Thodey isn’t saying, but whatever the case, under his management, the telco has found itself in a sweet spot, with a strong balance sheet and solid investor support at a time of massive change in global communications. It is in sharp contrast to a few years ago when investors almost used pitchforks to oust the former management crew.
Technical analysis of a monthly chart of Telstra since being floated in October 1998
In retrospect the float of the government-owned telecommunications giant Telstra was a brilliant decision by Howard and Costello, shoring up government finances. With the mining boom, it paved the way for successive years of budgetary surpluses.
For the many retail investors it has been an absolute “dog”,
From this chart,
- a High price of $9.20 was reached in November 1999
- a steep down trend petered out in March 2003 at $3.93.

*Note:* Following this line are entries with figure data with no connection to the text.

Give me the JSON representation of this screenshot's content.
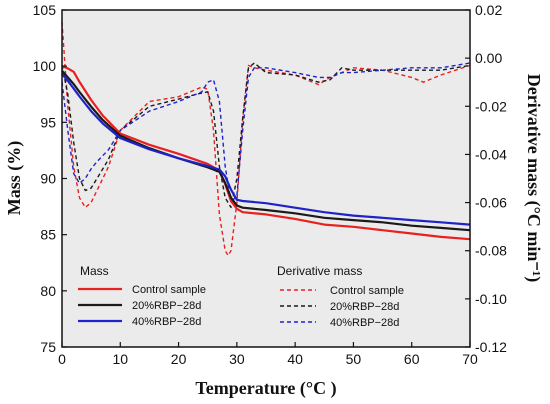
{
  "chart_data": {
    "type": "line",
    "xlabel": "Temperature (°C )",
    "ylabel_left": "Mass (%)",
    "ylabel_right": "Derivative mass (°C min⁻¹)",
    "xlim": [
      0,
      70
    ],
    "ylim_left": [
      75,
      105
    ],
    "ylim_right": [
      -0.12,
      0.02
    ],
    "x_ticks": [
      "0",
      "10",
      "20",
      "30",
      "40",
      "50",
      "60",
      "70"
    ],
    "y_left_ticks": [
      "75",
      "80",
      "85",
      "90",
      "95",
      "100",
      "105"
    ],
    "y_right_ticks": [
      "-0.12",
      "-0.10",
      "-0.08",
      "-0.06",
      "-0.04",
      "-0.02",
      "0.00",
      "0.02"
    ],
    "grid": false,
    "legend_mass_title": "Mass",
    "legend_deriv_title": "Derivative mass",
    "colors": {
      "control": "#e8201f",
      "rbp20": "#1a1a1a",
      "rbp40": "#1f22c9",
      "plot_bg": "#ebebeb"
    },
    "series": [
      {
        "name": "Control sample",
        "axis": "left",
        "style": "solid",
        "color_key": "control",
        "x": [
          0,
          1,
          2,
          3,
          5,
          7,
          10,
          15,
          20,
          25,
          27,
          28,
          29,
          30,
          31,
          35,
          40,
          45,
          50,
          55,
          60,
          65,
          70
        ],
        "y": [
          100,
          99.8,
          99.5,
          98.6,
          97.0,
          95.6,
          94.0,
          93.0,
          92.2,
          91.3,
          90.7,
          89.5,
          88.0,
          87.3,
          87.0,
          86.8,
          86.4,
          85.9,
          85.7,
          85.4,
          85.1,
          84.8,
          84.6
        ]
      },
      {
        "name": "20%RBP−28d",
        "axis": "left",
        "style": "solid",
        "color_key": "rbp20",
        "x": [
          0,
          1,
          2,
          3,
          5,
          7,
          10,
          15,
          20,
          25,
          27,
          28,
          29,
          30,
          31,
          35,
          40,
          45,
          50,
          55,
          60,
          65,
          70
        ],
        "y": [
          99.6,
          99.0,
          98.4,
          97.7,
          96.4,
          95.2,
          93.8,
          92.7,
          91.8,
          91.0,
          90.6,
          89.6,
          88.3,
          87.6,
          87.4,
          87.2,
          86.9,
          86.5,
          86.3,
          86.1,
          85.8,
          85.6,
          85.4
        ]
      },
      {
        "name": "40%RBP−28d",
        "axis": "left",
        "style": "solid",
        "color_key": "rbp40",
        "x": [
          0,
          1,
          2,
          3,
          5,
          7,
          10,
          15,
          20,
          25,
          27,
          28,
          29,
          30,
          31,
          35,
          40,
          45,
          50,
          55,
          60,
          65,
          70
        ],
        "y": [
          99.3,
          98.7,
          98.0,
          97.3,
          96.0,
          94.9,
          93.6,
          92.6,
          91.8,
          91.1,
          90.8,
          90.2,
          89.0,
          88.1,
          88.0,
          87.8,
          87.4,
          87.0,
          86.7,
          86.5,
          86.3,
          86.1,
          85.9
        ]
      },
      {
        "name": "Control sample",
        "axis": "right",
        "style": "dashed",
        "color_key": "control",
        "x": [
          0,
          1,
          2,
          3,
          4,
          5,
          6,
          8,
          10,
          15,
          20,
          24,
          25,
          26,
          27,
          28,
          28.5,
          29,
          30,
          31,
          32,
          33,
          35,
          40,
          44,
          46,
          48,
          50,
          55,
          60,
          62,
          65,
          70
        ],
        "y": [
          0.015,
          -0.02,
          -0.045,
          -0.058,
          -0.062,
          -0.06,
          -0.055,
          -0.045,
          -0.03,
          -0.018,
          -0.016,
          -0.012,
          -0.013,
          -0.03,
          -0.065,
          -0.08,
          -0.082,
          -0.08,
          -0.06,
          -0.025,
          -0.003,
          -0.004,
          -0.005,
          -0.007,
          -0.011,
          -0.008,
          -0.006,
          -0.004,
          -0.005,
          -0.008,
          -0.01,
          -0.007,
          -0.003
        ]
      },
      {
        "name": "20%RBP−28d",
        "axis": "right",
        "style": "dashed",
        "color_key": "rbp20",
        "x": [
          0,
          1,
          2,
          3,
          4,
          5,
          6,
          8,
          10,
          15,
          20,
          23,
          25,
          26,
          27,
          28,
          29,
          30,
          31,
          32,
          33,
          35,
          40,
          44,
          46,
          48,
          50,
          55,
          60,
          65,
          70
        ],
        "y": [
          -0.003,
          -0.015,
          -0.035,
          -0.05,
          -0.055,
          -0.054,
          -0.05,
          -0.042,
          -0.03,
          -0.02,
          -0.017,
          -0.015,
          -0.014,
          -0.022,
          -0.045,
          -0.058,
          -0.062,
          -0.05,
          -0.025,
          -0.004,
          -0.002,
          -0.006,
          -0.007,
          -0.01,
          -0.009,
          -0.004,
          -0.005,
          -0.005,
          -0.005,
          -0.005,
          -0.003
        ]
      },
      {
        "name": "40%RBP−28d",
        "axis": "right",
        "style": "dashed",
        "color_key": "rbp40",
        "x": [
          0,
          1,
          2,
          3,
          4,
          5,
          6,
          8,
          10,
          15,
          20,
          24,
          25,
          26,
          27,
          28,
          29,
          30,
          31,
          32,
          33,
          35,
          40,
          44,
          46,
          48,
          50,
          55,
          60,
          65,
          70
        ],
        "y": [
          -0.01,
          -0.03,
          -0.048,
          -0.052,
          -0.05,
          -0.046,
          -0.043,
          -0.038,
          -0.03,
          -0.022,
          -0.018,
          -0.014,
          -0.01,
          -0.009,
          -0.018,
          -0.045,
          -0.06,
          -0.057,
          -0.03,
          -0.008,
          -0.004,
          -0.004,
          -0.006,
          -0.008,
          -0.008,
          -0.006,
          -0.006,
          -0.005,
          -0.004,
          -0.004,
          -0.002
        ]
      }
    ]
  }
}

- the share price continued to languish, forming a double bottom at $2.55 November 2010 and in March 2011 after David Thodey became CEO.
- since then there has been a steady and sustained impulsive move higher to penetrate the long-standing support/ resistance level of $5.
- extrapolation of the present trend line suggests a possible target of $6 could be attained by the end of 2014.
With Thodey at the helm Telstra adopted a more conciliatory attitude to Labor’s plan for a National Broadband Network.
Now under a Liberal coalition party administration, Telstra is looking to play a more active part in rolling out the NBN Co structures.
Revenues are increasing with increasing dependence on mobile telecommunications, and the internet for entertainment, news and information, commerce, and advertising.
Company operations have been re-structured to reduce debt, increase cash reserves and improve profitability.
With the half-yearly reporting season upon us, the expectation is for an excellent result for Telstra, making Thodey a winner.
This post should not be relied upon for making investment decisions.
Rather professional investment advice should be sought specific for your needs.